What Is EUV Lithography?
Extreme ultraviolet lithography uses light with a wavelength of just 13.5 nanometers — roughly 40 times shorter than visible light — to etch billions of transistors onto silicon wafers with extraordinary precision. It’s the foundational process behind every chip built at 7nm and below, which covers virtually all of today’s high-performance AI, smartphone, and data center chips.
ASML Holding (ASML) is the only company in the world that manufactures EUV machines, each costing over $200 million and requiring parts from more than 5,000 suppliers across 30 countries. That near-monopoly makes ASML — and by extension, the EUV ecosystem — one of the most strategically significant chokepoints in the global technology supply chain.

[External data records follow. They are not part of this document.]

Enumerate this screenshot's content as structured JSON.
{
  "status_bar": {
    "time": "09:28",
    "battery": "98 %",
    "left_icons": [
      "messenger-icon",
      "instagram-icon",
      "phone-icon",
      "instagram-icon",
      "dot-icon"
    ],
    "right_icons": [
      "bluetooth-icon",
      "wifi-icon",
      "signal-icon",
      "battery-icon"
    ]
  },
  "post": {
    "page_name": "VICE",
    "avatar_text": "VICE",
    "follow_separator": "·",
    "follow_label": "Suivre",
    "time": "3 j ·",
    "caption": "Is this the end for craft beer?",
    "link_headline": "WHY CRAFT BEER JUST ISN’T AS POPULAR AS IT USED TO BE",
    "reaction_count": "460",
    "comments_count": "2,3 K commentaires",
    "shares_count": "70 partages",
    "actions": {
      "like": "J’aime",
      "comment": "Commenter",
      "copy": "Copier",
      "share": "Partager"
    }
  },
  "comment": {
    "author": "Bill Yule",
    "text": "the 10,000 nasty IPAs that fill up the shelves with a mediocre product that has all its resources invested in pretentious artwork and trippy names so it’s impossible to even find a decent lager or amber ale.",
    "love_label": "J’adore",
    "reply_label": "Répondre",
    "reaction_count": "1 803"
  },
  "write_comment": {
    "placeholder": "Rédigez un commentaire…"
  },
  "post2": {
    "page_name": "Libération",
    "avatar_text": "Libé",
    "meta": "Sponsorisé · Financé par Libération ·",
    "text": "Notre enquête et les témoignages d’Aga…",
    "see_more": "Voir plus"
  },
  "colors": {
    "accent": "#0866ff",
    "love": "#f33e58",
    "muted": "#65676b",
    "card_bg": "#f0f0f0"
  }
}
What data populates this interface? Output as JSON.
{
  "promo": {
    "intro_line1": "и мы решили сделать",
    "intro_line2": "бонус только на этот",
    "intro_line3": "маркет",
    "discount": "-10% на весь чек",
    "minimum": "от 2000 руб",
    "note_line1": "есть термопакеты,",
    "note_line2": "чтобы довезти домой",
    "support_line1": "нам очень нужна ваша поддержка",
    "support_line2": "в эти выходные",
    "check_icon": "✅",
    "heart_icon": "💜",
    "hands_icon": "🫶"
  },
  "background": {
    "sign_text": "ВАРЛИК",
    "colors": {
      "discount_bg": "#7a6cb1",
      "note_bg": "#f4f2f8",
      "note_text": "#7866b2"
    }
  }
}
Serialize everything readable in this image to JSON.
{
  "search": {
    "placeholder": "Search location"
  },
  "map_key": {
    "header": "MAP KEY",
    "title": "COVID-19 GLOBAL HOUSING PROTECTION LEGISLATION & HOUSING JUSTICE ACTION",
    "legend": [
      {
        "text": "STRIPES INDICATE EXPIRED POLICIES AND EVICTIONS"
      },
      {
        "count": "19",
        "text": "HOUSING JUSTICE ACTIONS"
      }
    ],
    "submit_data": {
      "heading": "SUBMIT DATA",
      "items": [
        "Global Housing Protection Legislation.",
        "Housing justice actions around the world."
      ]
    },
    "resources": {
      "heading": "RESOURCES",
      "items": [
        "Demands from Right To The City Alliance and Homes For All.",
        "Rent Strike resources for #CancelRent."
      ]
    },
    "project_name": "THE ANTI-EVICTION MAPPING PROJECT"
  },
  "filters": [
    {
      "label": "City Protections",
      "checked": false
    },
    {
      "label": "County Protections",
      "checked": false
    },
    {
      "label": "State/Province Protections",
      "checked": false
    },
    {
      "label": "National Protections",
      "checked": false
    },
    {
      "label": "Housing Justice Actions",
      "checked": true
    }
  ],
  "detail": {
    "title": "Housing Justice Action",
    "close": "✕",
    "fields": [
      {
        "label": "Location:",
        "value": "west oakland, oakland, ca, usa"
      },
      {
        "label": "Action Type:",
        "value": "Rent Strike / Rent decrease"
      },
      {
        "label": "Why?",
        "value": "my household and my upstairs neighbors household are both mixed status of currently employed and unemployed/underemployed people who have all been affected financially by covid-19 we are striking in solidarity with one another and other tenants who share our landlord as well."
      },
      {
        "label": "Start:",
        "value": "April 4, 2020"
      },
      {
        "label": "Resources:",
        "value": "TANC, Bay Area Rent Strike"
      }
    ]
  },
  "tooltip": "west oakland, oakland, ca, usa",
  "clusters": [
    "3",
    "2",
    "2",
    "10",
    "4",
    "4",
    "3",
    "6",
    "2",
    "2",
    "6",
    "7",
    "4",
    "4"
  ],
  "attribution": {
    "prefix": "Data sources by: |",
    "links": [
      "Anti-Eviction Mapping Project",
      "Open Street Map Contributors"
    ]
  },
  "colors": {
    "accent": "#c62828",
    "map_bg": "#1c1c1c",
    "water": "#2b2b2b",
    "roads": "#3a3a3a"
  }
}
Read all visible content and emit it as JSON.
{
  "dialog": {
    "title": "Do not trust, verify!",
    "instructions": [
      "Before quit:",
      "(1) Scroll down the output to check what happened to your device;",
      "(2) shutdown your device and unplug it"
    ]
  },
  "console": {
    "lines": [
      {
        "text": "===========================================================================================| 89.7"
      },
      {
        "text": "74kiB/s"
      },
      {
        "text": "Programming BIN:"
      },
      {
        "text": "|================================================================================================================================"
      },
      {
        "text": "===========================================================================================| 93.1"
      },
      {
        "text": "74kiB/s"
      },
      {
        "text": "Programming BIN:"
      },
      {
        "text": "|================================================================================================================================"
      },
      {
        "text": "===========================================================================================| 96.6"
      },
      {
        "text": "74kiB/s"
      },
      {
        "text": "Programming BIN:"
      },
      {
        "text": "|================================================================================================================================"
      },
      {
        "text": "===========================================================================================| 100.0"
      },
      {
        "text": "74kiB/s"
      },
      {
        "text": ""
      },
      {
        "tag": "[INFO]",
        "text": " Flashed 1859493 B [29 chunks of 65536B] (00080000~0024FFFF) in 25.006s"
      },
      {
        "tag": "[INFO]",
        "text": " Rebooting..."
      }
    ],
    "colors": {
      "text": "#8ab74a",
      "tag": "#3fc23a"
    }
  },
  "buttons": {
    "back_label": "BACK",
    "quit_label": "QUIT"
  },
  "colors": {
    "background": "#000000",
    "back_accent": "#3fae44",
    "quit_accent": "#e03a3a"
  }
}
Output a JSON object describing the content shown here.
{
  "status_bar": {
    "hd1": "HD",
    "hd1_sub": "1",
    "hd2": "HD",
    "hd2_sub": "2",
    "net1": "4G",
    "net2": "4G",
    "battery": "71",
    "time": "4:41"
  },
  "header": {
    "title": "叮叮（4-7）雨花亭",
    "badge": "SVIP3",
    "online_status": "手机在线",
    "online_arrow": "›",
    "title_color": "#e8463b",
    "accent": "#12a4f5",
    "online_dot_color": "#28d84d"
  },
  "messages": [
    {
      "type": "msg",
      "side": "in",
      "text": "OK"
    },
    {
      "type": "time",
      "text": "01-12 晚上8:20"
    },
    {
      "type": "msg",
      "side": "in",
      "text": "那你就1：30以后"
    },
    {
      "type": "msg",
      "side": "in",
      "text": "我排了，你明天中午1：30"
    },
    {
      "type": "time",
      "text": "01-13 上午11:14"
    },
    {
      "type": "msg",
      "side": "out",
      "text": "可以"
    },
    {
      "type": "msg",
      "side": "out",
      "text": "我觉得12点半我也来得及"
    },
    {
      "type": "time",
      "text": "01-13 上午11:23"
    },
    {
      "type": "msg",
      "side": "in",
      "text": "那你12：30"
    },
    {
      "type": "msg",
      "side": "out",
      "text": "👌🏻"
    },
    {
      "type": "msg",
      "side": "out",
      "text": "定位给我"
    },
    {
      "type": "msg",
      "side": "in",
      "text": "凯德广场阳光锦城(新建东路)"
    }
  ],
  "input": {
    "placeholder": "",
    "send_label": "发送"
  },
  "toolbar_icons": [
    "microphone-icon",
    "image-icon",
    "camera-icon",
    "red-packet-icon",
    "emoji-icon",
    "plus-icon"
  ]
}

The EUV ETF provides concentrated exposure to companies in the EUV lithography ecosystem, including equipment makers, materials suppliers, and the chipmakers who depend on EUV processes. Key holdings typically include:
ASML Holding (ASML) — the world’s sole EUV machine manufacturer and the ETF’s dominant position
TSMC (TSM) — the world’s largest chipmaker and the biggest consumer of EUV machines
Samsung Electronics — the second-largest EUV user, competing with TSMC at leading-edge nodes
Applied Materials (AMAT) and Lam Research (LRCX) — adjacent semiconductor equipment companies that support EUV processes
JSR Corporation and Shin-Etsu Chemical — photoresist and materials suppliers critical to EUV manufacturing
Why Is EUV Trending Now?
The EUV ticker page on ETF.com is seeing 2,635 monthly page views — making it one of the fastest-rising ETF tickers on the site. Three catalysts are driving the surge in investor interest:
1. AI chip demand is exploding. Every major AI chip — from Nvidia’s Blackwell architecture to AMD’s MI300 — requires EUV lithography to manufacture. As AI infrastructure spending accelerates, demand for EUV capacity is growing in lockstep.
2. Geopolitical scarcity. The U.S. and its allies have blocked ASML from selling EUV machines to China, creating a hard technological ceiling on Chinese AI ambitions. This makes EUV exposure effectively a bet on Western semiconductor supremacy — a theme that has resonated strongly with investors since 2022.
3. The DRAM halo effect. The explosive rise of the DRAM ETF (+263.5% in page views this month) has investors exploring the broader AI chip manufacturing ecosystem. EUV is the natural next step — the technology that makes DRAM and logic chips at the leading edge possible.
How does the EUV ETF stack up against the more established semiconductor plays investors already know?
EUV vs. SMH: The VanEck Semiconductor ETF (SMH) offers broader semiconductor exposure with over 25 holdings. EUV is more concentrated, with heavier ASML weighting — making it a higher-conviction bet on the equipment layer rather than chip designers.
EUV vs. SOXX: The iShares Semiconductor ETF (SOXX) tracks an index of 30 U.S.-listed semiconductor companies. Because ASML is Dutch-listed, SOXX offers less direct EUV exposure than the EUV ETF itself.
EUV vs. DRAM: Where DRAM targets AI memory chips specifically, EUV targets the manufacturing infrastructure that makes all advanced chips — memory and logic — possible. They’re complementary rather than competing.
The Investment Case
The bull case for EUV is straightforward: every advanced chip requires EUV lithography, and there is exactly one supplier of the machines that do it. As AI drives exponential demand for more powerful semiconductors, EUV lithography becomes more — not less — strategically essential.
The risks are real, however. The ETF carries heavy concentration in ASML, which means any regulatory change, trade dispute, or demand slowdown at major customers like TSMC could create outsized volatility. EUV machines are also extraordinarily capital-intensive, meaning the industry is sensitive to semiconductor capex cycles.
For long-term investors who believe in the AI infrastructure buildout, EUV offers something few ETFs can: exposure to the single most irreplaceable step in the chip manufacturing process.
This article is for informational purposes only and does not constitute investment advice. Past performance is not indicative of future results.
This article was generated with the assistance of artificial intelligence and reviewed by ETF.com staff.